Mr O’Neill requests that this
“entire Court” recuse itself from the case “via returning it
to the High-Court
for hearing”. He asks this Court to “[d]o the
right thing”.
- [15] Mr
O’Neill advises that, in the event this Court strikes out his appeal, he
intends to appeal to the Supreme Court.
Discussion
- [16] Under r
44A(1)(c) of the Court of Appeal (Civil) Rules, the Court may make an order
striking out an appeal if the appeal is an
abuse of the process of the
Court.
- [17] It is
unclear whether Mr O’Neill challenges Walker J’s decision striking
out the interlocutory application. For
completeness we record that, given that
the documents were ultimately accepted for filing, the finding that the
interlocutory application
was moot was plainly correct. Any appeal against that
decision would be an abuse of the process of the Court and is struck out.
- [18] In respect
of the appeal against Walker J’s decision striking out the judicial review
application, we consider that none
of Mr O’Neill’s submissions have
any merit.
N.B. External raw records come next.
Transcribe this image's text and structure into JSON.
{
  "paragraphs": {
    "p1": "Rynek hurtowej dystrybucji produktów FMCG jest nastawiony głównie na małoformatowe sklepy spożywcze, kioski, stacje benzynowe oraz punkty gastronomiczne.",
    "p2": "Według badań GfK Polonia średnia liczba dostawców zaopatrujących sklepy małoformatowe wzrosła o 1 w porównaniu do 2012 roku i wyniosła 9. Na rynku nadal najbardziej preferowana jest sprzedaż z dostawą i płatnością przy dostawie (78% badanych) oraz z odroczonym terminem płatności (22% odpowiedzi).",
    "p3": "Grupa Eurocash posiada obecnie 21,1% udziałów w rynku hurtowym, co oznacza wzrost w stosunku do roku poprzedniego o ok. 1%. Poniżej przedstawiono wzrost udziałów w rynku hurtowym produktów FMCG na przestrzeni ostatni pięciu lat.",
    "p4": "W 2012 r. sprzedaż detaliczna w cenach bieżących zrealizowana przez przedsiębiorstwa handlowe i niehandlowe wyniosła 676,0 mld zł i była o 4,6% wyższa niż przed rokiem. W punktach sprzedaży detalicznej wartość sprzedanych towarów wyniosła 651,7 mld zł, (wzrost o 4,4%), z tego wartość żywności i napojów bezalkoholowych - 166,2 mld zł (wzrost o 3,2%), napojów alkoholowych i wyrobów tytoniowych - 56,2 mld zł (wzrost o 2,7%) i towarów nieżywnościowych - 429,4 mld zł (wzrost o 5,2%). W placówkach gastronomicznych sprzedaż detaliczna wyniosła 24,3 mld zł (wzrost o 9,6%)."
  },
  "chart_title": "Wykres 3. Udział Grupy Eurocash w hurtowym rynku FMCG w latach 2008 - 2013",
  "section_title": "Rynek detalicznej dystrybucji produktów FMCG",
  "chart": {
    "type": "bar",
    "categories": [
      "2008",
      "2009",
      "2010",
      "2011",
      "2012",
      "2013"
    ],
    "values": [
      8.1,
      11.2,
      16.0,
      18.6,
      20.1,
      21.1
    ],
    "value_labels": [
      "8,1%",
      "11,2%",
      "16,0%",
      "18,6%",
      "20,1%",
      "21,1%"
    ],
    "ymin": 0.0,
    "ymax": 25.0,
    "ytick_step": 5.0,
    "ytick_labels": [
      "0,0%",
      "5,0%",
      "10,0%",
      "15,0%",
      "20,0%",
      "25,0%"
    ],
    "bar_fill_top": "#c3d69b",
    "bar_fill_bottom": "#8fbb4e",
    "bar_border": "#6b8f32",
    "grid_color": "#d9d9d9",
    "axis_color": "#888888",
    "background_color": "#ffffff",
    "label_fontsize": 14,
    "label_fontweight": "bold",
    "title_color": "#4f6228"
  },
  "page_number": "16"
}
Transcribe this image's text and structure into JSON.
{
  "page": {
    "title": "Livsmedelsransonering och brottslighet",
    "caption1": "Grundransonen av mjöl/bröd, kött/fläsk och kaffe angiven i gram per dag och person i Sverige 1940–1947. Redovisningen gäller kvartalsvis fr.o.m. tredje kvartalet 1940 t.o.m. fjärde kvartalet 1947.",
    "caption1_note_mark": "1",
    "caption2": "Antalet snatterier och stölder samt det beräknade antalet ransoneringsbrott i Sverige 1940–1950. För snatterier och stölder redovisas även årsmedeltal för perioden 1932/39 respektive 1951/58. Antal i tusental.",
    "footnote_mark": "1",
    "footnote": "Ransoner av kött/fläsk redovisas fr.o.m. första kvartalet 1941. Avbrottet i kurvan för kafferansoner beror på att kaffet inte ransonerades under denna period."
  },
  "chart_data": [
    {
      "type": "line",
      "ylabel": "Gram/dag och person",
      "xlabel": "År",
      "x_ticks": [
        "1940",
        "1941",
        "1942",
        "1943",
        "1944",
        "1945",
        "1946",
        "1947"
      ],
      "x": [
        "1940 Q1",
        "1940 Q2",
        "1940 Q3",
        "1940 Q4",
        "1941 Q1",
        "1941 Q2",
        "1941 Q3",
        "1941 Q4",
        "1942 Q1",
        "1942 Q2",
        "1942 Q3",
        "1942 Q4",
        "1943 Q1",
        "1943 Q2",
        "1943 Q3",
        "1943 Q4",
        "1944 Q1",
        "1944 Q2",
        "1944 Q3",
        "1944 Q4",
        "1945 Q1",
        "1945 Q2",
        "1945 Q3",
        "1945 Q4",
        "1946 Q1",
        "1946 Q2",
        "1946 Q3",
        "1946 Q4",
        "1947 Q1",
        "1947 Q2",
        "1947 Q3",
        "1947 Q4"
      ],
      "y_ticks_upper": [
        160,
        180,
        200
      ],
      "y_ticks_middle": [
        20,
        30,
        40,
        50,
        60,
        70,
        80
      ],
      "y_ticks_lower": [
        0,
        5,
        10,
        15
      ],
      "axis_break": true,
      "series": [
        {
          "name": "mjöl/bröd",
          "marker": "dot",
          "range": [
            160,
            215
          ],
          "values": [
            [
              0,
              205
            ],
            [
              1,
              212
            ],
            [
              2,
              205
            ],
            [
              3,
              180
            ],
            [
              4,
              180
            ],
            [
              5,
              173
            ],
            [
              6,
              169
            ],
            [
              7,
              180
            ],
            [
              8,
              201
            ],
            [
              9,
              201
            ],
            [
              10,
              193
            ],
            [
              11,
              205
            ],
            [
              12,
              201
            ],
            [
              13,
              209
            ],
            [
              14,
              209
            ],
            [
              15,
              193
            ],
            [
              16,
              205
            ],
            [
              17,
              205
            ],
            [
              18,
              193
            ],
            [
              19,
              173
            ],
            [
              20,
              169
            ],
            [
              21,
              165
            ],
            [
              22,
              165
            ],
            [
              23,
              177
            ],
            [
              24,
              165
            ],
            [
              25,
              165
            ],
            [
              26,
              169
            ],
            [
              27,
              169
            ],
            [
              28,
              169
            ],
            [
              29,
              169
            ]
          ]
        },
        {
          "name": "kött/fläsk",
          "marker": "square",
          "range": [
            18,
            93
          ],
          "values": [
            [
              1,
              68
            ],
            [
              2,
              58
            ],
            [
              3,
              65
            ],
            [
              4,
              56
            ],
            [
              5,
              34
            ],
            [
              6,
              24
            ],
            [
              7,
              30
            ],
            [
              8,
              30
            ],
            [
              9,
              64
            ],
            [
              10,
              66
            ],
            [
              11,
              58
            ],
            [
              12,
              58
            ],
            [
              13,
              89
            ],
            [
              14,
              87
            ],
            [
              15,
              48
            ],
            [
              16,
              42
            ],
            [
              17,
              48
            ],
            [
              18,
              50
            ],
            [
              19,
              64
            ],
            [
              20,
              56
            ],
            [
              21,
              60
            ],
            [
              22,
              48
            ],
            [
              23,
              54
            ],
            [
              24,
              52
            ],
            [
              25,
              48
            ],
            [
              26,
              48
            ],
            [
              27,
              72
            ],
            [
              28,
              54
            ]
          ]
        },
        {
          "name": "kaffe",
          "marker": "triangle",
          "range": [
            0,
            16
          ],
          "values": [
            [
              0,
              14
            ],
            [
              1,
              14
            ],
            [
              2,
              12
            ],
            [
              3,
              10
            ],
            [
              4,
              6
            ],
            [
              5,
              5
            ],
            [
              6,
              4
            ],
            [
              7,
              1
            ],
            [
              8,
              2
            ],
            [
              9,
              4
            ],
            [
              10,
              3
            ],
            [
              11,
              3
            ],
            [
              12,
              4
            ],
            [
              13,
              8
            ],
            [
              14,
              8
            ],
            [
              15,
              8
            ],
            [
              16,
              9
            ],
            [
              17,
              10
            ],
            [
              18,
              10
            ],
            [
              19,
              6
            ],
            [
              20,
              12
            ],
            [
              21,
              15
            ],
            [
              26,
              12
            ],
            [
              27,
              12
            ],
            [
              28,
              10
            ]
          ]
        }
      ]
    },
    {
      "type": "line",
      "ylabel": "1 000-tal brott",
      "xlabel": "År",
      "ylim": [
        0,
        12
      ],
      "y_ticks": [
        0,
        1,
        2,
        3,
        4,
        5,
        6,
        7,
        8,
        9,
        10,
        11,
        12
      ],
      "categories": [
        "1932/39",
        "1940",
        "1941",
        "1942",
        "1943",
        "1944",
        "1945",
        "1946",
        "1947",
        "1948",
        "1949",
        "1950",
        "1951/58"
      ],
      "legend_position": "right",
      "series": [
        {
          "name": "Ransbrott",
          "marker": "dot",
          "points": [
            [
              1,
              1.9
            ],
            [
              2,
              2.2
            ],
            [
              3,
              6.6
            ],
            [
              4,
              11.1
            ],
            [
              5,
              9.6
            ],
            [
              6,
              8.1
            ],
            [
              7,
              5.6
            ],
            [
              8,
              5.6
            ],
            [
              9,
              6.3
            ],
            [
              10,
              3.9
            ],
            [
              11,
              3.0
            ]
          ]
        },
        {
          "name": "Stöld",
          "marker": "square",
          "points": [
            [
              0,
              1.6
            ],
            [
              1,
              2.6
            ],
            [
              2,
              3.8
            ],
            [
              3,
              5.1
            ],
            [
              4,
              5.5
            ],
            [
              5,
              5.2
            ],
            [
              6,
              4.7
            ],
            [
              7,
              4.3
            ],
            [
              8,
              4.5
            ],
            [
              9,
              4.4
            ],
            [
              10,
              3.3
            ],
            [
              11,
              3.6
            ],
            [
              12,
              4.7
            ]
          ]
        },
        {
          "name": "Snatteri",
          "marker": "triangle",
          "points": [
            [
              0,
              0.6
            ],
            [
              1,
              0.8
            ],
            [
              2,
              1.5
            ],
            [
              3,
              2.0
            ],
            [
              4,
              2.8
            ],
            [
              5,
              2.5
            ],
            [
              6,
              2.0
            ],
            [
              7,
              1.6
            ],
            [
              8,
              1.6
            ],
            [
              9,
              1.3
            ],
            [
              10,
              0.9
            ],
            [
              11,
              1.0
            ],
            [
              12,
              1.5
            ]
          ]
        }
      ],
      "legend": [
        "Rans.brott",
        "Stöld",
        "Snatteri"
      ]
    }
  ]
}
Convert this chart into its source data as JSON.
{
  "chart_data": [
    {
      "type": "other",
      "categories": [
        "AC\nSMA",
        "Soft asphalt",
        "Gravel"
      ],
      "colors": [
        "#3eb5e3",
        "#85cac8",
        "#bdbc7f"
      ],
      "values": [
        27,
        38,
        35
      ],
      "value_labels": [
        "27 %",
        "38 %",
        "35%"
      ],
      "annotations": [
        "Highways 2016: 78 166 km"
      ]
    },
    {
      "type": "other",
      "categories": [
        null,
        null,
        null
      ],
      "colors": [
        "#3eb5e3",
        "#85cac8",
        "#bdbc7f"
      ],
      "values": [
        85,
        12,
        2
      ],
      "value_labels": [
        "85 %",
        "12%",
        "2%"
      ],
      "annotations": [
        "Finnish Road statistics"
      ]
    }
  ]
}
He makes wide-ranging serious allegations, including of criminality
and
corruption. There is simply nothing put forward to support any of the
various claims he makes, such as the judgment being produced
“in
panic” or of it being “communistic”. The judgment is an
orthodox application of r 5.35B of the High
Court Rules.
- [19] Mr
O’Neill places significant weight on the comment made by the
Supreme Court that the requirement for a medical certificate
to be produced
“may” be a matter of general or public importance. However, this
was simply one factor the Supreme Court
said could be taken into account in
deciding whether to grant leave to appeal.
- [20] Although Mr
O’Neill considers that the Supreme Court judgment declining his
application for leave to appeal supports his
position that he is entitled to be
heard in the High Court, this is clearly not the case. The Court did not say
the requirement
for a medical certificate was a matter of general or
public importance and the Court did not have to decide whether such a
requirement was in fact inappropriate or unlawful. The Court decided not
to grant leave to appeal, in particular because, “[g]iven the abuse
of
process involved in the proceeding”, the Court saw “no appearance of
a miscarriage in refusing leave to
appeal”.[11] The comment of
the Supreme Court as to there potentially being a question of general or public
importance therefore does not in
fact support Mr O’Neill’s
position that he is entitled to be heard in the High Court.
- [21] Walker J
was correct to find that the judicial review application appears to be a
collateral attack on the judgments of this
Court and the Supreme Court, and that
to allow the proceeding to continue would be an abuse of process. We agree that
it would be
manifestly unfair to require the respondents to respond to the
allegations or treat the proceeding as a proceeding of the court.
Mr
O’Neill’s claims are specious, entirely untenable and unsupported by
any evidence. Walker J’s decision is
unimpeachable. We consider that to
allow the appeal “would strike at the public confidence in the
Court’s processes”,
in the words of this Court in Moevao v
Department of Labour.[12] The
appeal is an abuse of process and is struck out under r 44A of the Court of
Appeal (Civil) Rules.
- [22] Given the
respondents were directed not to participate in the appeal, we make no order for
costs.
Result
- [23] The appeal
is struck
out.
[1] O’Neill v Hipkins
[2023] NZHC 2594 [strike out decision].
[2] At [9].
[3] O’Neill v Ritchie
[2022] NZHC 1225.
[4] O’Neill v Judicial
Conduct Commissioner [2023] NZCA 152.
[5] O’Neill v Judicial
Conduct Commissioner [2023] NZSC 88 [Supreme Court leave judgment].
[6] At [4].
[7] At [4].
[8] Strike out decision, above n
1, at [18].
[9] At [19].
[10] Emphasis in original.
[11] Supreme Court leave
judgment, above n 5, at [4].
[12] Moevao v Department of
Labour [1980] 1 NZLR 464 (CA) at 482.